Controlling Racing With Rubber That Melts Rather Than Chars

Using thermoplastic cross-linking to improve the show.

Anyone who has been to an old-time ecologically forbidden beach party lit by burning tires knows that tire tread rubber doesn’t melt. In fire, rubber chars.

In high school, we learned about the single-minded Charles Goodyear, who neglected his family’s well-being to continue his attempts to make rubber boots that didn’t turn to viscous slime in summer heat. He eventually succeeded, discovering what is now known as vulcanization. This is the cross-linking of latex’s long-chain polymer molecules by means of sulfur bonds. These cross-links, by joining myriad polymer molecules together, converted a gummy liquid into a useful elastic solid that was no longer capable of melting when very hot.

What I at least did not learn in high school is that there are methods of cross-linking polymer chains into rubbery solids that are capable of melting when very hot.

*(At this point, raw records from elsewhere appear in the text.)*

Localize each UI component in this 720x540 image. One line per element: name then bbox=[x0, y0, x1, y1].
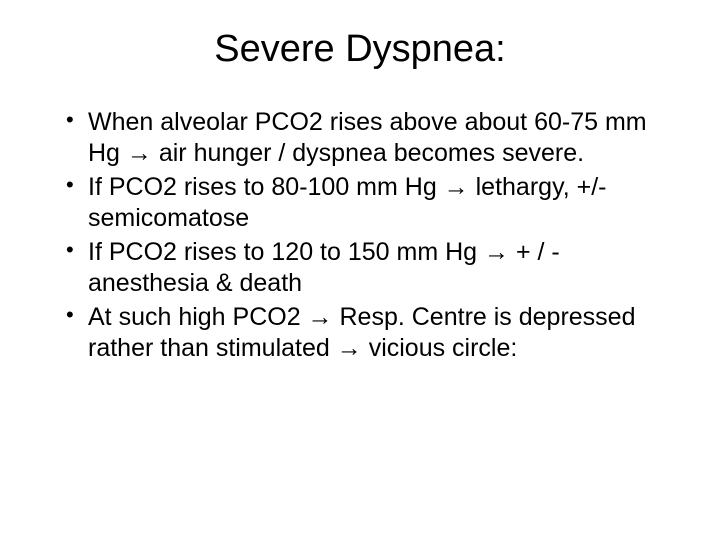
list-item: When alveolar PCO2 rises above about 60-… bbox=[66, 107, 680, 168]
list-item: At such high PCO2 → Resp. Centre is depr… bbox=[66, 302, 680, 363]
slide-title: Severe Dyspnea: bbox=[40, 28, 680, 71]
slide: Severe Dyspnea: When alveolar PCO2 rises… bbox=[0, 0, 720, 540]
list-item: If PCO2 rises to 120 to 150 mm Hg → + / … bbox=[66, 237, 680, 298]
list-item: If PCO2 rises to 80-100 mm Hg → lethargy… bbox=[66, 172, 680, 233]
bullet-list: When alveolar PCO2 rises above about 60-… bbox=[40, 107, 680, 363]
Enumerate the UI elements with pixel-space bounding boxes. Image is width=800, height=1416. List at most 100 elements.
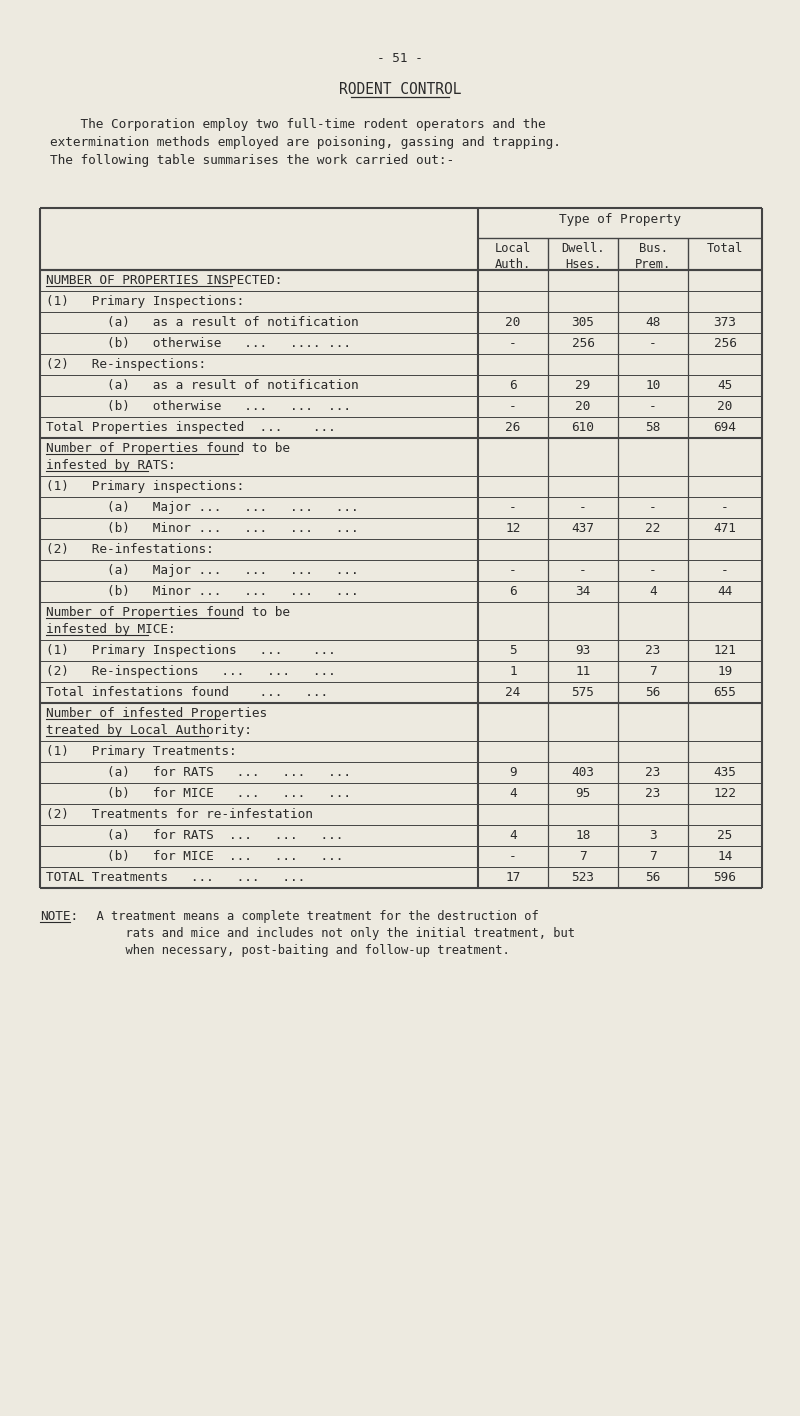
Text: Number of Properties found to be: Number of Properties found to be (46, 442, 290, 455)
Text: 11: 11 (575, 666, 590, 678)
Text: 6: 6 (509, 585, 517, 598)
Text: 4: 4 (509, 787, 517, 800)
Text: 18: 18 (575, 828, 590, 843)
Text: 3: 3 (649, 828, 657, 843)
Text: -: - (649, 501, 657, 514)
Text: 58: 58 (646, 421, 661, 433)
Text: NOTE:: NOTE: (40, 910, 78, 923)
Text: 610: 610 (571, 421, 594, 433)
Text: (b)   otherwise   ...   .... ...: (b) otherwise ... .... ... (46, 337, 351, 350)
Text: -: - (509, 399, 517, 413)
Text: 12: 12 (506, 523, 521, 535)
Text: (b)   otherwise   ...   ...  ...: (b) otherwise ... ... ... (46, 399, 351, 413)
Text: (1)   Primary Treatments:: (1) Primary Treatments: (46, 745, 237, 758)
Text: 5: 5 (509, 644, 517, 657)
Text: 44: 44 (718, 585, 733, 598)
Text: -: - (721, 501, 729, 514)
Text: TOTAL Treatments   ...   ...   ...: TOTAL Treatments ... ... ... (46, 871, 306, 884)
Text: 256: 256 (571, 337, 594, 350)
Text: 26: 26 (506, 421, 521, 433)
Text: extermination methods employed are poisoning, gassing and trapping.: extermination methods employed are poiso… (50, 136, 561, 149)
Text: 471: 471 (714, 523, 737, 535)
Text: 10: 10 (646, 379, 661, 392)
Text: -: - (721, 564, 729, 576)
Text: -: - (509, 850, 517, 862)
Text: (a)   Major ...   ...   ...   ...: (a) Major ... ... ... ... (46, 501, 358, 514)
Text: 305: 305 (571, 316, 594, 329)
Text: NUMBER OF PROPERTIES INSPECTED:: NUMBER OF PROPERTIES INSPECTED: (46, 275, 282, 287)
Text: 1: 1 (509, 666, 517, 678)
Text: 523: 523 (571, 871, 594, 884)
Text: The Corporation employ two full-time rodent operators and the: The Corporation employ two full-time rod… (50, 118, 546, 132)
Text: - 51 -: - 51 - (377, 52, 423, 65)
Text: Number of infested Properties: Number of infested Properties (46, 707, 267, 719)
Text: 20: 20 (506, 316, 521, 329)
Text: RODENT CONTROL: RODENT CONTROL (338, 82, 462, 98)
Text: 23: 23 (646, 644, 661, 657)
Text: (a)   for RATS   ...   ...   ...: (a) for RATS ... ... ... (46, 766, 351, 779)
Text: (b)   for MICE   ...   ...   ...: (b) for MICE ... ... ... (46, 787, 351, 800)
Text: 655: 655 (714, 685, 737, 700)
Text: 45: 45 (718, 379, 733, 392)
Text: 23: 23 (646, 787, 661, 800)
Text: Total: Total (707, 242, 743, 255)
Text: when necessary, post-baiting and follow-up treatment.: when necessary, post-baiting and follow-… (82, 944, 510, 957)
Text: 48: 48 (646, 316, 661, 329)
Text: -: - (649, 399, 657, 413)
Text: 373: 373 (714, 316, 737, 329)
Text: 14: 14 (718, 850, 733, 862)
Text: 122: 122 (714, 787, 737, 800)
Text: (2)   Re-inspections:: (2) Re-inspections: (46, 358, 206, 371)
Text: 256: 256 (714, 337, 737, 350)
Text: 403: 403 (571, 766, 594, 779)
Text: 6: 6 (509, 379, 517, 392)
Text: 34: 34 (575, 585, 590, 598)
Text: -: - (509, 501, 517, 514)
Text: (2)   Re-infestations:: (2) Re-infestations: (46, 542, 214, 556)
Text: -: - (649, 564, 657, 576)
Text: infested by RATS:: infested by RATS: (46, 459, 176, 472)
Text: (2)   Treatments for re-infestation: (2) Treatments for re-infestation (46, 809, 313, 821)
Text: -: - (509, 564, 517, 576)
Text: -: - (579, 564, 587, 576)
Text: The following table summarises the work carried out:-: The following table summarises the work … (50, 154, 454, 167)
Text: 437: 437 (571, 523, 594, 535)
Text: (a)   for RATS  ...   ...   ...: (a) for RATS ... ... ... (46, 828, 343, 843)
Text: Total Properties inspected  ...    ...: Total Properties inspected ... ... (46, 421, 336, 433)
Text: 25: 25 (718, 828, 733, 843)
Text: 575: 575 (571, 685, 594, 700)
Text: (1)   Primary inspections:: (1) Primary inspections: (46, 480, 244, 493)
Text: 29: 29 (575, 379, 590, 392)
Text: 93: 93 (575, 644, 590, 657)
Text: Local
Auth.: Local Auth. (495, 242, 531, 270)
Text: Bus.
Prem.: Bus. Prem. (635, 242, 671, 270)
Text: 56: 56 (646, 871, 661, 884)
Text: Type of Property: Type of Property (559, 212, 681, 227)
Text: (b)   Minor ...   ...   ...   ...: (b) Minor ... ... ... ... (46, 523, 358, 535)
Text: 9: 9 (509, 766, 517, 779)
Text: 20: 20 (575, 399, 590, 413)
Text: -: - (579, 501, 587, 514)
Text: 7: 7 (579, 850, 587, 862)
Text: 4: 4 (509, 828, 517, 843)
Text: (1)   Primary Inspections   ...    ...: (1) Primary Inspections ... ... (46, 644, 336, 657)
Text: (b)   for MICE  ...   ...   ...: (b) for MICE ... ... ... (46, 850, 343, 862)
Text: (b)   Minor ...   ...   ...   ...: (b) Minor ... ... ... ... (46, 585, 358, 598)
Text: -: - (509, 337, 517, 350)
Text: (1)   Primary Inspections:: (1) Primary Inspections: (46, 295, 244, 309)
Text: 24: 24 (506, 685, 521, 700)
Text: Dwell.
Hses.: Dwell. Hses. (562, 242, 605, 270)
Text: 23: 23 (646, 766, 661, 779)
Text: Total infestations found    ...   ...: Total infestations found ... ... (46, 685, 328, 700)
Text: (2)   Re-inspections   ...   ...   ...: (2) Re-inspections ... ... ... (46, 666, 336, 678)
Text: 435: 435 (714, 766, 737, 779)
Text: 4: 4 (649, 585, 657, 598)
Text: 95: 95 (575, 787, 590, 800)
Text: A treatment means a complete treatment for the destruction of: A treatment means a complete treatment f… (82, 910, 538, 923)
Text: 20: 20 (718, 399, 733, 413)
Text: 19: 19 (718, 666, 733, 678)
Text: infested by MICE:: infested by MICE: (46, 623, 176, 636)
Text: 7: 7 (649, 850, 657, 862)
Text: 596: 596 (714, 871, 737, 884)
Text: (a)   as a result of notification: (a) as a result of notification (46, 379, 358, 392)
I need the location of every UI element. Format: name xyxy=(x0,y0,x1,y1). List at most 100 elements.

Now let's go back a few years to when it was decided that Michelin would be the next spec tire supplier for MotoGP. At that time, it was actually proposed by some that Michelin should be asked to intentionally make bad tires as a means of putting an end to the high corner speeds that some regard as a danger to MotoGP. So far as I know, Michelin did not and was opposed to such shenanigans.

In Germany, the top-10 MotoGP finishers were spread over more than 20 seconds. Implementing tires that lose their grip above a certain temperature would perhaps bunch up the riders, but safety considerations make it impossible to consider such a solution where motorcycles are concerned.Courtesy of Honda

Little did I know that such means already existed at that time, and that according to Formula 1 commentator Mark Hughes were being used in that series to “improve the show.” Tires made of such material operate satisfactorily up to a certain temperature, beyond which the cross-links that make the tire tread rubber solid begin to lose their grip. They melt. The result is that when an F1 driver uses skill to pull away from the pack—“Stop that man! He’s an elitist!”—tire temperature rises, some cross-links let go, grip falls, and that driver knows better next time. This bunches up the drivers and “makes a race of it.”

Clearly, because of the limited footprint of motorcycle tires and the obvious danger to riders, no one would ever apply such a technology to motorcycle sport.